No - a diagnosis implies they are alike in at least one important respect. People are very different. Can also make communication easier, especially between mental health professionals.
MISCONCEPTION: PSYCHIATRIC DIAGNOSES ARE UNRELIABLE.
Interrater reliability is usually high. But lower for personality disorders.
MISCONCEPTION: PSYCHIATRIC DIAGNOSES ARE INVALID
Don’t provide us with any new information. Just labels for behaviour we don’t like.
No - can predict behaviour and performance. Though some pop psychology labels are just that.
MISCONCEPTION: PSYCHIATRIC DIAGNOSES STIGMATISE PEOPLE
Psychiatric diagnoses exert powerful negative effects on people’s perceptions and behaviour.
No - there is some stigma, but the effect of the labels only lasts so long.
LABELING THEORISTS
Scholars who argue that psychiatric diagnoses exert powerful negative effects on people’s perceptions and behaviours.
DIAGNOSTIC AND STATISTICAL MANUAL OF MENTAL DISORDERS (DSM)
Diagnostic system containing the American Psychiatric Association (APA) criteria for mental disorders.
Book says DSM-IV (2000), but DSM-V is out now.
Problems: comorbitity, categorical model.
Biosocialpyscho approach.
Designed to improve communication. 1844.
DSM-IV 17 major categories, 200 subcategories. DSM-V has 21.
PREVALENCE
Percentage of people within a population who have a specific mental disorder.
AXIS
Dimension of functioning.
- life stressors, associated mental conditions, etc.
1 - major disorders (depression, etc.) Diagnosis of a category.
2- personality disorders and mental retardation
3 - medical conditions
4 - pyschosocial stressors
5 - global assessment (referral, hospitalisation, etc)
In DSM-V 1 to 3 are combined.
COMORBIDITY
Co-occurance of two or more diagnoses within the same person (eg. depression and anxiety)
CATEGORICAL MODEL
Model in which a mental disorder differs from normal functioning in kind rather than degree. Eg. someone has major depression, or they don’t.
DIMENSIONAL MODEL
Model in which a mental disorder differs from normal functioning in degree rather than kind. People fall on a continuum. Eg. different degrees of depression.
MENTAL ILLNESS AND VIOLENCE
Myth that people with mental illness are at a greatly heightened risk of violence.

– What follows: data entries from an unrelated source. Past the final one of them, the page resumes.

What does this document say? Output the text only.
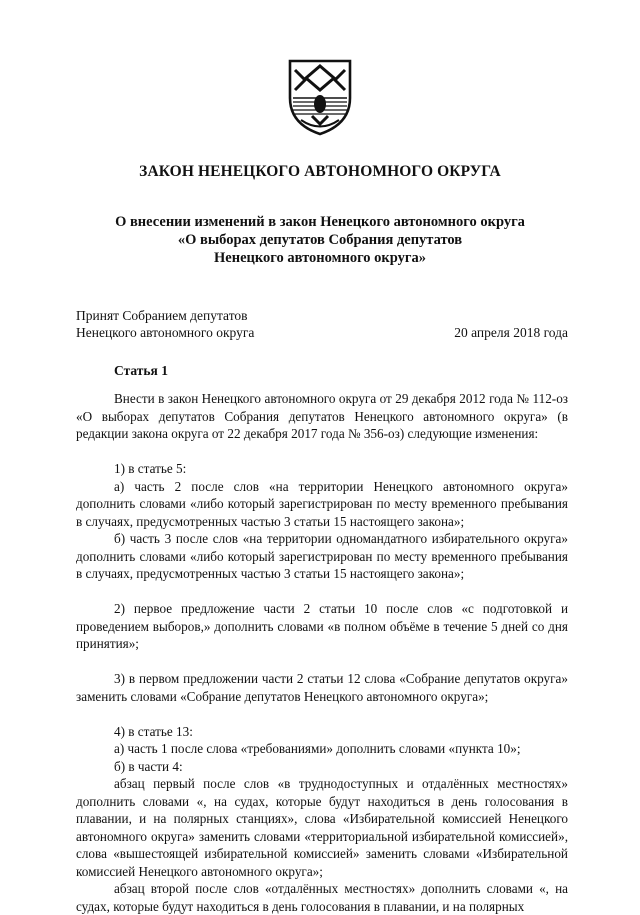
ЗАКОН НЕНЕЦКОГО АВТОНОМНОГО ОКРУГА
О внесении изменений в закон Ненецкого автономного округа
«О выборах депутатов Собрания депутатов
Ненецкого автономного округа»
Принят Собранием депутатов
Ненецкого автономного округа	20 апреля 2018 года
Статья 1

Внести в закон Ненецкого автономного округа от 29 декабря 2012 года № 112-оз «О выборах депутатов Собрания депутатов Ненецкого автономного округа» (в редакции закона округа от 22 декабря 2017 года № 356-оз) следующие изменения:

1) в статье 5:

а) часть 2 после слов «на территории Ненецкого автономного округа» дополнить словами «либо который зарегистрирован по месту временного пребывания в случаях, предусмотренных частью 3 статьи 15 настоящего закона»;

б) часть 3 после слов «на территории одномандатного избирательного округа» дополнить словами «либо который зарегистрирован по месту временного пребывания в случаях, предусмотренных частью 3 статьи 15 настоящего закона»;

2) первое предложение части 2 статьи 10 после слов «с подготовкой и проведением выборов,» дополнить словами «в полном объёме в течение 5 дней со дня принятия»;

3) в первом предложении части 2 статьи 12 слова «Собрание депутатов округа» заменить словами «Собрание депутатов Ненецкого автономного округа»;

4) в статье 13:

а) часть 1 после слова «требованиями» дополнить словами «пункта 10»;

б) в части 4:

абзац первый после слов «в труднодоступных и отдалённых местностях» дополнить словами «, на судах, которые будут находиться в день голосования в плавании, и на полярных станциях», слова «Избирательной комиссией Ненецкого автономного округа» заменить словами «территориальной избирательной комиссией», слова «вышестоящей избирательной комиссией» заменить словами «Избирательной комиссией Ненецкого автономного округа»;

абзац второй после слов «отдалённых местностях» дополнить словами «, на судах, которые будут находиться в день голосования в плавании, и на полярных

Fact is that overwhelming majority are not physically aggressive.
But people with substance abuse ARE.
INSANITY DEFENSE
Legal defense proposing that people shouldn’t be held legally responsible for their actions if they weren’t of “sound mind” when committing them.
INVOLUNTARY COMMITMENT
Procedure of placing some people with mental illnesses in a psychiatric hospital or other facility based on their potential danger to themselves or others, or their inability to care for themselves.